Hacker News new | ask | show | jobs
by ArsenArsen 1972 days ago
Coming back with information from #xiph on freenode:

  16:57 <ArsenArsen> where and under what license is the training data used for RNNoise?
  18:38 <rillian> ArsenArsen: There's a copy of what I believe is the training data on the xiph server, but afaik it's never been published
  18:39 <rillian> the original submission page has an EULA waiving copyright and liability claims, and agreeing that it _may_ be released CC0.
  18:40 <rillian> it looks like that didn't actually happen.
  18:41 <rillian> there may have been concerns about auditing it for privacy issues, but there's a lot of audio to listen to, 6.5G compressed
  18:41 <rillian> jmspeex, TD-Linux: what's the status of publishing the rnnoise training data?
  18:43 <jmspeex> Are you talking about the data that was used to train the default RNNoise model or the noise that got collected with the demo?

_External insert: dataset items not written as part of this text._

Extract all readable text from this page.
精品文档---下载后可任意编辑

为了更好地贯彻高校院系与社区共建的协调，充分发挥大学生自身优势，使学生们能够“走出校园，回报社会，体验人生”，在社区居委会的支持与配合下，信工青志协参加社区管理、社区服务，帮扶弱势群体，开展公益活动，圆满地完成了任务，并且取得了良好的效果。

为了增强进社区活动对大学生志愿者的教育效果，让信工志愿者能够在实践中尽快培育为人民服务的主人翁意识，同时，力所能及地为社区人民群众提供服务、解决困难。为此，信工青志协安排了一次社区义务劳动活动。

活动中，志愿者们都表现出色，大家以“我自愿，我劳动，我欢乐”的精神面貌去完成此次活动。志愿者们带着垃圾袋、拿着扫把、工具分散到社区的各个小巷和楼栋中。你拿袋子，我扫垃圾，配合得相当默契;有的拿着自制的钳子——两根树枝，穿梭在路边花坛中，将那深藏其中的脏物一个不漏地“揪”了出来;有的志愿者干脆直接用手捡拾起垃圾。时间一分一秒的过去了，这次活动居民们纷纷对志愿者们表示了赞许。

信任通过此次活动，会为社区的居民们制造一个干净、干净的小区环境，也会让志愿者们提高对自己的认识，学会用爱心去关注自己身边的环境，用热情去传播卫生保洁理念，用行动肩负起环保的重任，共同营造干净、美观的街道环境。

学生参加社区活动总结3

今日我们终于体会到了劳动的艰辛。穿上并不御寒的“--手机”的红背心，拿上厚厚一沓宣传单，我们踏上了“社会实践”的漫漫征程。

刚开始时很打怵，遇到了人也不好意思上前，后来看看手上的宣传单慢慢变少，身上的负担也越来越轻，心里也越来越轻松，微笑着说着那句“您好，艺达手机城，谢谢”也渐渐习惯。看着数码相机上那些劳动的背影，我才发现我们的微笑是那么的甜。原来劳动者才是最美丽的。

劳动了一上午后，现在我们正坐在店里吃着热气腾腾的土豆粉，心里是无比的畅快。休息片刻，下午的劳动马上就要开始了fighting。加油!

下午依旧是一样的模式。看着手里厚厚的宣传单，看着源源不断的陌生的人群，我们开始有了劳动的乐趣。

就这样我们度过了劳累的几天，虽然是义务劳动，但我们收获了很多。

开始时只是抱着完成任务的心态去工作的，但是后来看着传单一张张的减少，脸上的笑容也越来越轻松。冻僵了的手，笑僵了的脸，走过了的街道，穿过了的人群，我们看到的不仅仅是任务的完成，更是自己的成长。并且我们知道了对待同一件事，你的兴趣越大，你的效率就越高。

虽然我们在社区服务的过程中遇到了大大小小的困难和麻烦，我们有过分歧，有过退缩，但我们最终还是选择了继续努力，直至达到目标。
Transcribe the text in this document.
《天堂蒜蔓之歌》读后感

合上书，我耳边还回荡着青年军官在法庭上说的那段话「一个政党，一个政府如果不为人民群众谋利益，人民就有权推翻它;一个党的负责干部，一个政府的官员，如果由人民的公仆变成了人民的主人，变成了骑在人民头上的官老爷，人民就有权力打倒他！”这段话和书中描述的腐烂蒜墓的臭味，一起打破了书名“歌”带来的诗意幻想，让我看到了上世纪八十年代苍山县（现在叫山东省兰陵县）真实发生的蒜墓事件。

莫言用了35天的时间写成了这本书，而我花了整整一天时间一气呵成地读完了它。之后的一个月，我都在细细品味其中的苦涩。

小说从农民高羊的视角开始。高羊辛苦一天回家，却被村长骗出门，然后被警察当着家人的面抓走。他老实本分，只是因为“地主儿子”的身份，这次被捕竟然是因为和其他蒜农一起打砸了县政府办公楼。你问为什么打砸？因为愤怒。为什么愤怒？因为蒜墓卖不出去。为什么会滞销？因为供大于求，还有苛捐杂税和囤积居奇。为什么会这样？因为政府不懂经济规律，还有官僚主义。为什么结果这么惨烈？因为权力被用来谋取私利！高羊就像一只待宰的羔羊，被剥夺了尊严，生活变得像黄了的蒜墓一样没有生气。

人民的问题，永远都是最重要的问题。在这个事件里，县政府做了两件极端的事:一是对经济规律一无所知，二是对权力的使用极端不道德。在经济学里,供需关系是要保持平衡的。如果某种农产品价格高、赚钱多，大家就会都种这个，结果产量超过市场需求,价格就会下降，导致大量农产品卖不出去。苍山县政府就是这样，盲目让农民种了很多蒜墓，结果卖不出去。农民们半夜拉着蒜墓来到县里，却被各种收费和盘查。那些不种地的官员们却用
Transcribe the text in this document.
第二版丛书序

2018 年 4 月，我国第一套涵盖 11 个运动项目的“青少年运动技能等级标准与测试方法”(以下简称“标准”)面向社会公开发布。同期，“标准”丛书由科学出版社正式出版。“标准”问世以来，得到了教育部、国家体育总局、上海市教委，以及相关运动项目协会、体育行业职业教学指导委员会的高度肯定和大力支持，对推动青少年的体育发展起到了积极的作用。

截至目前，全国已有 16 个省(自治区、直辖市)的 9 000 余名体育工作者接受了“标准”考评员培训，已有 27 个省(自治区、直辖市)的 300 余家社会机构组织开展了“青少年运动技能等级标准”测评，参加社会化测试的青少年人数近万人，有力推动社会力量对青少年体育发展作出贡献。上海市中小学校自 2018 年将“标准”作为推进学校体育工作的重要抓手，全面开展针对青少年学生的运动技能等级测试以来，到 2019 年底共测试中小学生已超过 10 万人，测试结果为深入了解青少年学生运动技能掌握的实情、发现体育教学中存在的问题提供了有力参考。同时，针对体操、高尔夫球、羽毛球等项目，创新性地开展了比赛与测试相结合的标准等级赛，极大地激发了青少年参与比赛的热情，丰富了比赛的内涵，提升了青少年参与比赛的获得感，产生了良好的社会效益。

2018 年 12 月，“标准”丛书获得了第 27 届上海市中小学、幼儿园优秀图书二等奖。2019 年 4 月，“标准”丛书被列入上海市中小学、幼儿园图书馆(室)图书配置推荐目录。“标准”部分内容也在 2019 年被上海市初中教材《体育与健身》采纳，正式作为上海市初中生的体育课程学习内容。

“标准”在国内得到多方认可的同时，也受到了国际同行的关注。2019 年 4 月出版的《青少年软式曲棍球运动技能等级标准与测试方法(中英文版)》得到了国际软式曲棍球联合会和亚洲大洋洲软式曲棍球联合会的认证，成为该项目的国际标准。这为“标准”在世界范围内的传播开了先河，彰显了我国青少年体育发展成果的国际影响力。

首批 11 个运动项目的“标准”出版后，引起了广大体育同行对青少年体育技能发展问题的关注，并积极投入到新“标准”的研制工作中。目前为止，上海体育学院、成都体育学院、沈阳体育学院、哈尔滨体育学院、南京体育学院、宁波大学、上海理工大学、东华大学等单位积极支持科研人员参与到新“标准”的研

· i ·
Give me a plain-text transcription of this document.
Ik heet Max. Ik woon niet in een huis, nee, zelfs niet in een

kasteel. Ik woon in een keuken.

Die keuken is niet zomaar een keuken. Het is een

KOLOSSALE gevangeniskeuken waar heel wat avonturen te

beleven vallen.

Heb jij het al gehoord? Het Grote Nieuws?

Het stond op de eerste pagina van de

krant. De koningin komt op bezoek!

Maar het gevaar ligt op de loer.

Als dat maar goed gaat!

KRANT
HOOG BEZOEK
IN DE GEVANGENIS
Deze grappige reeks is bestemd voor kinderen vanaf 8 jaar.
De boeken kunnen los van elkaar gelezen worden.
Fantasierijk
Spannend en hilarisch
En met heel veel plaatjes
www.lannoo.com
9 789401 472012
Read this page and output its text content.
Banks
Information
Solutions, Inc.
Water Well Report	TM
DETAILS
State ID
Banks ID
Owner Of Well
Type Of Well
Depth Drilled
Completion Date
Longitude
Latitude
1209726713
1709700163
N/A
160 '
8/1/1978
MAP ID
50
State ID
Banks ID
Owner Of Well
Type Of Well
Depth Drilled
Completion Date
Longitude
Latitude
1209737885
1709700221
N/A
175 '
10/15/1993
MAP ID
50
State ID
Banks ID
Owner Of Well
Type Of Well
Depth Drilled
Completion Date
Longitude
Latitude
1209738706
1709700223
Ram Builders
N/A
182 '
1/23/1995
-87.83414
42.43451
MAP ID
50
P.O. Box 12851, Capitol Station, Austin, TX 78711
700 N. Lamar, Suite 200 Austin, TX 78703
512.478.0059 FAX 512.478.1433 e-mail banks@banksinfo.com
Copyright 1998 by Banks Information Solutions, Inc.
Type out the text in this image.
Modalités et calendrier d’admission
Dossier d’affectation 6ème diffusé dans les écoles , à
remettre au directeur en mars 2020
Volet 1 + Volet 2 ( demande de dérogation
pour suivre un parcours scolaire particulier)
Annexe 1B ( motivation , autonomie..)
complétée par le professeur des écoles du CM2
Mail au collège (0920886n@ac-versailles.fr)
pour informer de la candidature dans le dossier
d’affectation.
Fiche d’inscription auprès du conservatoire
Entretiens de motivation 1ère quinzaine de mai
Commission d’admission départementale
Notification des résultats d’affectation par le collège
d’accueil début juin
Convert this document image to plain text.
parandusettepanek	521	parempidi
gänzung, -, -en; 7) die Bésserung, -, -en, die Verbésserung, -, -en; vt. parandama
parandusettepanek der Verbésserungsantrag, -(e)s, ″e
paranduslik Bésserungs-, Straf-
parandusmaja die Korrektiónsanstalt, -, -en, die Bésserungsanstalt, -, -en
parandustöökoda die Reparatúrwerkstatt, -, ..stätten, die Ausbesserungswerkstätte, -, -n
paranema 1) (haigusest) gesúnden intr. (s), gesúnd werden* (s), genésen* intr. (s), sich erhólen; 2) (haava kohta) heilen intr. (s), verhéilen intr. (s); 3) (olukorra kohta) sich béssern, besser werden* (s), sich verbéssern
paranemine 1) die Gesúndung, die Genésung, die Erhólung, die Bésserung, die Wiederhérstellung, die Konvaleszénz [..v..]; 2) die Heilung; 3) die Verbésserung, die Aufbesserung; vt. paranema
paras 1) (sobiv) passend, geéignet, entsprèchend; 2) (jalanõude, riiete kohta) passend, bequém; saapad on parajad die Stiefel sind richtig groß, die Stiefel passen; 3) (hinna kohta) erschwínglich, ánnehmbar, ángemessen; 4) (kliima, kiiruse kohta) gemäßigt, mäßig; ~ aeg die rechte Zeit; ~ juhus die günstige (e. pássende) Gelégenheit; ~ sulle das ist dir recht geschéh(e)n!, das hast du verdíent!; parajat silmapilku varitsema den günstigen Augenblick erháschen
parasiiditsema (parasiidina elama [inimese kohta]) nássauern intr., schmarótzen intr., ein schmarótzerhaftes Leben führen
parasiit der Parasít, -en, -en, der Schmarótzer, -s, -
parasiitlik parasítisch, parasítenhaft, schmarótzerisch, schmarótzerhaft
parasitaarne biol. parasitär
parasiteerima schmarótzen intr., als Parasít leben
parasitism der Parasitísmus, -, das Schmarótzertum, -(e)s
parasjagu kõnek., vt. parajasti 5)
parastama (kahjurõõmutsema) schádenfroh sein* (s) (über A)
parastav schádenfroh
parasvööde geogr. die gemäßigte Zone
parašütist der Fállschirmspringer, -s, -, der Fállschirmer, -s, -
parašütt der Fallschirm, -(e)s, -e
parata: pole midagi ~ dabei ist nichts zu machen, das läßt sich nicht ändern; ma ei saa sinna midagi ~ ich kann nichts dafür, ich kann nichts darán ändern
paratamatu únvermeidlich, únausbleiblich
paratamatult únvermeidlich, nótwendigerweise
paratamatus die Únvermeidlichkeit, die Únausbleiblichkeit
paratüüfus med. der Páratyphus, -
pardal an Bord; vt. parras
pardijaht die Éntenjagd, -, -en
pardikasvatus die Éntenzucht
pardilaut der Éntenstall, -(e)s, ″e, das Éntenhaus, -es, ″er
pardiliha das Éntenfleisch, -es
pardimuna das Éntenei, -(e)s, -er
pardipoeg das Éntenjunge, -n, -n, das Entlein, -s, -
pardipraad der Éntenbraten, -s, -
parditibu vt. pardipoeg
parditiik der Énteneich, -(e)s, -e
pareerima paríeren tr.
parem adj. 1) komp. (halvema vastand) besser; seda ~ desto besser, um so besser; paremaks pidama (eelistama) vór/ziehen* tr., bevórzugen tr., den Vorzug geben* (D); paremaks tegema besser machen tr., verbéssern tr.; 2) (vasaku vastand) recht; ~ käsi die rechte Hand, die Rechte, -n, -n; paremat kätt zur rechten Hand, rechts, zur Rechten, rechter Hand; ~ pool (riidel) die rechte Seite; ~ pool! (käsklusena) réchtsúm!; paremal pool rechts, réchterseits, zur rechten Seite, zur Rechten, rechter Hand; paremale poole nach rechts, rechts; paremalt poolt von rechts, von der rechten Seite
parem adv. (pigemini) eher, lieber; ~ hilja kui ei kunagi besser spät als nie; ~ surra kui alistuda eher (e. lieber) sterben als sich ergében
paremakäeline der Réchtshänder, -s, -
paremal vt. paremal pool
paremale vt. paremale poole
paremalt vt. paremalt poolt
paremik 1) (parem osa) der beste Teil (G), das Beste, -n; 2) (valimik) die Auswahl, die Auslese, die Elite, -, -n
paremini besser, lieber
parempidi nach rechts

  18:43 <rillian> jmspeex: I think debian just cares about the training data for the default model.
  18:44 <jmspeex> There was never plan to release that -- it includes data from databases we cannot release
  18:44 <jmspeex> but I don't see what the issue is. Distributing the model is not the same as distributing the data
  18:45 <rillian> ah, I see. I didn't realize you'd used proprietary sources as well.